Artists who inspire me: Charlie Davis.
This is a historical post from my time with the Open College of the Arts that I felt had merit to be included here in my Process section.
I think the exercise was to look at both a historical and contemporary illustrator and compare and contrast them. My choice was Charlie Davis for contemporary and Edward Bawden for historical. Whilst there is reference here to Bawden, the majority is focussed on Davis.
I have decided that Charlie Davis will be my choice for contemporary illustrator as I love his very clean minimalist modern take on an early to mid-century style.
Been a fan of Charlie Davis clean aesthetic for quite some time so been interesting to do a deeper dive into his work.

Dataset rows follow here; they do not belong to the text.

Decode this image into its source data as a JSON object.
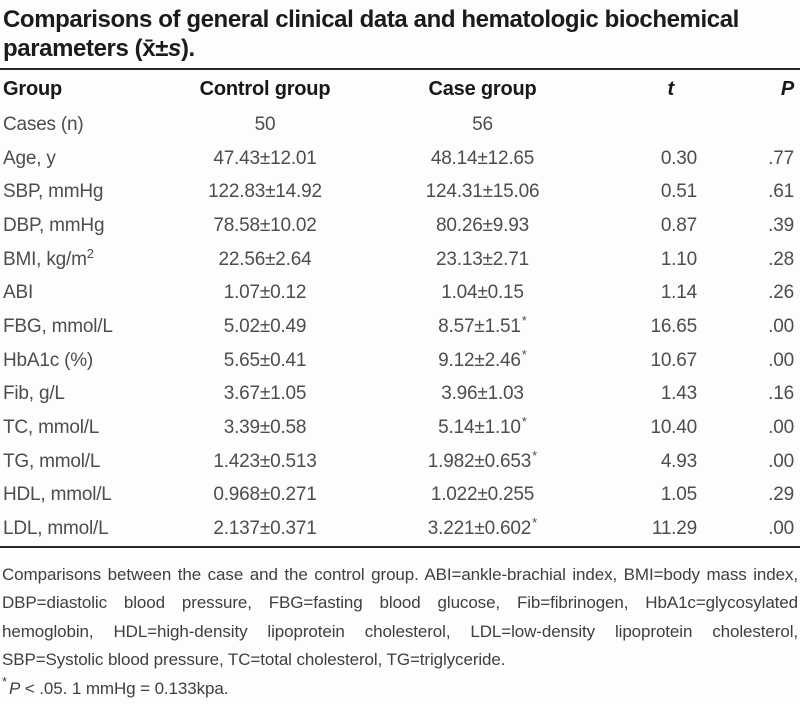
{
  "title": {
    "line1": "Comparisons of general clinical data and hematologic biochemical",
    "line2_prefix": "parameters (",
    "xbar": "x̄",
    "plus_minus": "±",
    "s_symbol": "s",
    "line2_suffix": ")."
  },
  "table": {
    "headers": {
      "group": "Group",
      "control": "Control group",
      "case": "Case group",
      "t": "t",
      "p": "P"
    },
    "rows": [
      {
        "label": "Cases (n)",
        "control": "50",
        "case": "56",
        "case_star": false,
        "t": "",
        "p": ""
      },
      {
        "label": "Age, y",
        "control": "47.43±12.01",
        "case": "48.14±12.65",
        "case_star": false,
        "t": "0.30",
        "p": ".77"
      },
      {
        "label": "SBP, mmHg",
        "control": "122.83±14.92",
        "case": "124.31±15.06",
        "case_star": false,
        "t": "0.51",
        "p": ".61"
      },
      {
        "label": "DBP, mmHg",
        "control": "78.58±10.02",
        "case": "80.26±9.93",
        "case_star": false,
        "t": "0.87",
        "p": ".39"
      },
      {
        "label": "BMI, kg/m",
        "label_sup": "2",
        "control": "22.56±2.64",
        "case": "23.13±2.71",
        "case_star": false,
        "t": "1.10",
        "p": ".28"
      },
      {
        "label": "ABI",
        "control": "1.07±0.12",
        "case": "1.04±0.15",
        "case_star": false,
        "t": "1.14",
        "p": ".26"
      },
      {
        "label": "FBG, mmol/L",
        "control": "5.02±0.49",
        "case": "8.57±1.51",
        "case_star": true,
        "t": "16.65",
        "p": ".00"
      },
      {
        "label": "HbA1c (%)",
        "control": "5.65±0.41",
        "case": "9.12±2.46",
        "case_star": true,
        "t": "10.67",
        "p": ".00"
      },
      {
        "label": "Fib, g/L",
        "control": "3.67±1.05",
        "case": "3.96±1.03",
        "case_star": false,
        "t": "1.43",
        "p": ".16"
      },
      {
        "label": "TC, mmol/L",
        "control": "3.39±0.58",
        "case": "5.14±1.10",
        "case_star": true,
        "t": "10.40",
        "p": ".00"
      },
      {
        "label": "TG, mmol/L",
        "control": "1.423±0.513",
        "case": "1.982±0.653",
        "case_star": true,
        "t": "4.93",
        "p": ".00"
      },
      {
        "label": "HDL, mmol/L",
        "control": "0.968±0.271",
        "case": "1.022±0.255",
        "case_star": false,
        "t": "1.05",
        "p": ".29"
      },
      {
        "label": "LDL, mmol/L",
        "control": "2.137±0.371",
        "case": "3.221±0.602",
        "case_star": true,
        "t": "11.29",
        "p": ".00"
      }
    ]
  },
  "footnotes": {
    "abbreviations": "Comparisons between the case and the control group. ABI=ankle-brachial index, BMI=body mass index, DBP=diastolic blood pressure, FBG=fasting blood glucose, Fib=fibrinogen, HbA1c=glycosylated hemoglobin, HDL=high-density lipoprotein cholesterol, LDL=low-density lipoprotein cholesterol, SBP=Systolic blood pressure, TC=total cholesterol, TG=triglyceride.",
    "significance": {
      "star": "*",
      "p": "P",
      "rest": "< .05.  1 mmHg = 0.133kpa."
    }
  }
}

Found a Meet Illustrator Charlie Davis interview on the Adobe site which gives an snapshot view of how he started via a 4 year degress at Falmouth Uni and how his visual language is influenced by the both the travel posters of the 1920’s and Edward Hopper, two strong influences for me too. (Edit 4th May 2022 – Davis has a very clean aesthetic and you can see the direct parallels from his work to that of the two influences previously mentioned. It is also evident in the personal work that Davis creates, that travel and modes of transport, of getting away, are of interest to him evidenced by images of planes, trains and destinations. His ‘travel’ images have a voyeuristic, people watching style to them which deeply appeals to me. I tend to observe the world too but it’s in Davis’s ability to stop time and freeze those moments that make his work so universally appealing.)
Referencing his work, Davis posts only limited amount of commercial or editorial work he has completed and instead tends to focus on showcasing his personal work. In an era where we’re told less is less, post more, his approach is welcome and I feel it probably helps him steer his career the way he wants it to go and to pick and choose the type of work he wants to do that aligns with his own personal style and interests.
Earlier I singled out his travel and destination work but we also get other glimpse’s into his world through various sports images, people with dogs, birds and nature, both on it’s own and featured within his other works as supplemental characters.
Starting with traditional sketches on both sketchbooks and also using an iPad, Charlie mocks up his designs of everyday life going on around him and then works through a process of refinement and creation of shapes in Photoshop. Charlies’ whole process is shown in a series of videos also hosted by Adobe and gives a fascinating insight into how he works in real time.
Davis includes a surprising amount of detail in seemingly very simple images – his use of tones to show highlights, midtones and shadows is exemplary. However he skips details in faces allowing the viewer to fill in the blanks.
Lots of his work is in portrait orientation but he appears equally comfortably in landscape too.
An interesting video with Charlie Davis
Charlie Davis’ portfolio on Handsome Frank – his agent representing him.
(Edit 06th May 2022 I have been looking back at the work of my historical illustrator Edward Bawden to see if there are any parallels to be drawn and I think there are despite their work looking aesthetically quite different.)
Both are observational artists but where they primarily differ to me is that in Davis work you can more clearly see the presence of humans but in Bawden’s work from across war, landscape, cityscape, commercial and reportage, the human presence is generally smaller. They are bit players to the larger landscapes or buildings.
Bawden tended to work across a range of medium whereas Davis is to date showcasing his digital work only. Davis palette is also more upbeat, cheery, summery whereas Bawden’s probably more accurately reflects the reality and is more documentary than idealised endless summer’s as is the case with Davis work. Bawdens palette is definitely muted in comparison.
Both show their pet loving side though and as mentioned earlier we often see the appearance of a dog in Davis work but for Bawden it was cats and one cat in particular, Emma Nelson, making several appearances in her own dedicated pieces.
Be interesting to see if Davis lived in the times of Bawden or vice versa, how the social, economic and political climates would have changed how they each worked. One thing is likely though, they would each remain respective lovers of cats and dogs.